By Mohammed Al Tommy
BENGHAZI, Libya (Reuters) - Libyan soccer fans of all ages came out to cheer the first international matches played in the North African country since the conflict that ousted Muammar Gaddafi amid hope Monday's games would be the start of many more to come.
CSKA Sofia, the 31-times Bulgarian champions, were the first foreign team to play in Libya after the uprising against Gaddafi's rule erupted on February 17 last year.
Although the "Benina Martyrs" stadium in the eastern city of Benghazi was not full, about 1,000 Libyan men, women and children came to support the two home sides playing, Al Ahli Tripoli and Al Nasr Benghazi.
"We feel more comfortable now. We watched football matches without interest during the revolution but it is different now and it feels great," Libyan fan Saad Mohammed al-Breghathy, said. "I wish the Libyan national team all the best as well for Libyan football in general."
Waving the red, green and black flag of Libya's new National Transitional Council, as well as those for local teams, the crowd watched three 45-minute games, cheering loudly when the first goal - by Al Ahli Tripoli - was scored.
Al Ahli Tripoli beat CSKA Sofia 1-0 but the Bulgarian team went on to beat Al Nasr Benghazi 1-0 in the second match. The two Libyan teams then played each other, with Al Nasr Benghazi beating Al Ahli Tripoli 1-0.
During the game, men in the crowd beat drums as the crowd chanted slogans such as "Raise the Libyan flag" and "Whether you like it or not, Benghazi was the spark," referring to the start of Libyan uprising in the eastern city, which lies about 1,000 km from the capital Tripoli.

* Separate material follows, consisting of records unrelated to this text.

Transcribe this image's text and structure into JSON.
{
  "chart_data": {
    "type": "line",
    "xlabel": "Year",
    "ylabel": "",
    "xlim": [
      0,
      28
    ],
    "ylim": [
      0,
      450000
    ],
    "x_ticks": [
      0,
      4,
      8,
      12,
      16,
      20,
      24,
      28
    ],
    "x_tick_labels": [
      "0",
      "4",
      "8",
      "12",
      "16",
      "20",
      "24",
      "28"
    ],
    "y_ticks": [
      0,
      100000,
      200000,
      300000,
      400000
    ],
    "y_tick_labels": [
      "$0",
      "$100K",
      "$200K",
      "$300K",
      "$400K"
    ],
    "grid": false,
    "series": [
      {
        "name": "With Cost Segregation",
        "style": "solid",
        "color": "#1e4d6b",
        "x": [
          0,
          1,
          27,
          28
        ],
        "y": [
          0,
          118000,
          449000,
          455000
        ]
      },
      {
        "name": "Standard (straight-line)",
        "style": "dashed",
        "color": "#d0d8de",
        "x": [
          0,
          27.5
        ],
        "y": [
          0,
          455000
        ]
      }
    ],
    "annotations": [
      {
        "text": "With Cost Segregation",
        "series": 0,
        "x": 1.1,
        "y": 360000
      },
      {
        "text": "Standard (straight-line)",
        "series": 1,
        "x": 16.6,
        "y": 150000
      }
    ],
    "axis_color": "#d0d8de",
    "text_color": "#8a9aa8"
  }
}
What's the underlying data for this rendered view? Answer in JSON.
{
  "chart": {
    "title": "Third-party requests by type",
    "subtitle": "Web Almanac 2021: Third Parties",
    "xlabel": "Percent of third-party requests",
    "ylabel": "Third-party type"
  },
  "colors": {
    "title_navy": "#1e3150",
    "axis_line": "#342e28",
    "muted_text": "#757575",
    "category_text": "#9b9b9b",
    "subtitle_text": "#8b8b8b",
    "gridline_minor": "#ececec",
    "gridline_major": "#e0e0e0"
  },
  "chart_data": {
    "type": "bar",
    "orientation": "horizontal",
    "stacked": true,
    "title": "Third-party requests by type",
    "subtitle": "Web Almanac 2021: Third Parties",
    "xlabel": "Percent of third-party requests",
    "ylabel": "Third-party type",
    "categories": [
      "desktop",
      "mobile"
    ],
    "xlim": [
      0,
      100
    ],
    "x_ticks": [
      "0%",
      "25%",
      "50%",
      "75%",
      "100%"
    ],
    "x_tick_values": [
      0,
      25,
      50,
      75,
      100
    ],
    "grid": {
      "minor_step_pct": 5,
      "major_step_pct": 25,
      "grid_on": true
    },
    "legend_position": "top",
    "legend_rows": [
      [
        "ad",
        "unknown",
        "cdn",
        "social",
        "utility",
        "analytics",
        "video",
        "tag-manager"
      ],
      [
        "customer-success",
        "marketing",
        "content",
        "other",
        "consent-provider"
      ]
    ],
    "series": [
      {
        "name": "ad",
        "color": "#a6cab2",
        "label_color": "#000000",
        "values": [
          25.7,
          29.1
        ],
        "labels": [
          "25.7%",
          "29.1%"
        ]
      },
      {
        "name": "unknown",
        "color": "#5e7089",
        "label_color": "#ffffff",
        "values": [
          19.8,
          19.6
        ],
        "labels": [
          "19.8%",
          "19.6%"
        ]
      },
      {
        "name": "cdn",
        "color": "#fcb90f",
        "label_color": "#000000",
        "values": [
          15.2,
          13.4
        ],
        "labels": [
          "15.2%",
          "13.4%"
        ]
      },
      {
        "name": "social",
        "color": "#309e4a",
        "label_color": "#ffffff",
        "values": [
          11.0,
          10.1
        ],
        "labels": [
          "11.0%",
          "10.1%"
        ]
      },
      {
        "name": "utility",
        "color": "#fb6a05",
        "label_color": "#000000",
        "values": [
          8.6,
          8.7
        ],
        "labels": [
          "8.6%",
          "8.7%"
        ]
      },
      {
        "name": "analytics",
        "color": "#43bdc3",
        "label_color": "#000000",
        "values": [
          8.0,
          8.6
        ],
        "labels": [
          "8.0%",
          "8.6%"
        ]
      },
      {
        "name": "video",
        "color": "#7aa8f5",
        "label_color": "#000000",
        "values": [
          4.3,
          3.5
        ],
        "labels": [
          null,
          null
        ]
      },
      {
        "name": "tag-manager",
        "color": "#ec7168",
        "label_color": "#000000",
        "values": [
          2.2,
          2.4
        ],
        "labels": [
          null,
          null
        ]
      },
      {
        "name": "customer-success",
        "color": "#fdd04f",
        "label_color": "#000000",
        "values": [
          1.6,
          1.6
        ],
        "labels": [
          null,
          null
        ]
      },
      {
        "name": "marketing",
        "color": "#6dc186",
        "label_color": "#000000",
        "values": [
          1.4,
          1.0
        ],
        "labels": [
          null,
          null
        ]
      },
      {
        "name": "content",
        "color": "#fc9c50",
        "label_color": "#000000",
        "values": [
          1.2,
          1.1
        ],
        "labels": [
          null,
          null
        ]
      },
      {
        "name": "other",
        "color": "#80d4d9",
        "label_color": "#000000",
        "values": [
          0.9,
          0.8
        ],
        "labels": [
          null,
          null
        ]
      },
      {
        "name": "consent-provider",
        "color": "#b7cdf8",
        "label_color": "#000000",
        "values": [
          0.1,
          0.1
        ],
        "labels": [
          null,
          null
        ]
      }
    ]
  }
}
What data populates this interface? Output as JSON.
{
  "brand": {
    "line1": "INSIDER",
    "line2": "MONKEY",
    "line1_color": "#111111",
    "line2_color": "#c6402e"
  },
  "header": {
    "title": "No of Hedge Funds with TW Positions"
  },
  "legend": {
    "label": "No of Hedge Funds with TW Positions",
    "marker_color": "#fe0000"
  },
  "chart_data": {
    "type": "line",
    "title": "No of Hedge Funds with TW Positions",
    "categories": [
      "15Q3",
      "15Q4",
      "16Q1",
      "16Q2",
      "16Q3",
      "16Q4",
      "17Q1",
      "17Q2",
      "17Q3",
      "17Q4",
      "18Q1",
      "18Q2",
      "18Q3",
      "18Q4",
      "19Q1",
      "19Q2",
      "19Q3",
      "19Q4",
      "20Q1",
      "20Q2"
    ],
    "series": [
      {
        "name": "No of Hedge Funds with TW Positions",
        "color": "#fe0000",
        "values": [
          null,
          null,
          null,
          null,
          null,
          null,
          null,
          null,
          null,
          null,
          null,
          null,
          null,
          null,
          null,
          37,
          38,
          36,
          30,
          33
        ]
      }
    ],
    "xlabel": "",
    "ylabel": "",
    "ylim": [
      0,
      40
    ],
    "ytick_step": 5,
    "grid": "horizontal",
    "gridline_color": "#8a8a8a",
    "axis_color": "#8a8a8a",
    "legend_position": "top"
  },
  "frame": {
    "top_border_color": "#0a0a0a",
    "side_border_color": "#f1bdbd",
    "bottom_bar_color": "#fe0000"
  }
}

The crowd set off small fireworks during the breaks and sang Libya's national anthem.
"This game and similar games will allow the Libyan championship to start again," said spectator Majdi al-Agouri, who works at Benghazi airport.
The Libyan league has been suspended since last February but clubs have continued to play in continental competitions by forfeiting their right to play at home in knockout ties, which were reduced to a single match at their opponent's ground.
The national team used Mali and Egypt as their home grounds in the African Nations Cup qualifiers and reached the finals, which were co-hosted by Equatorial Guinea and Gabon.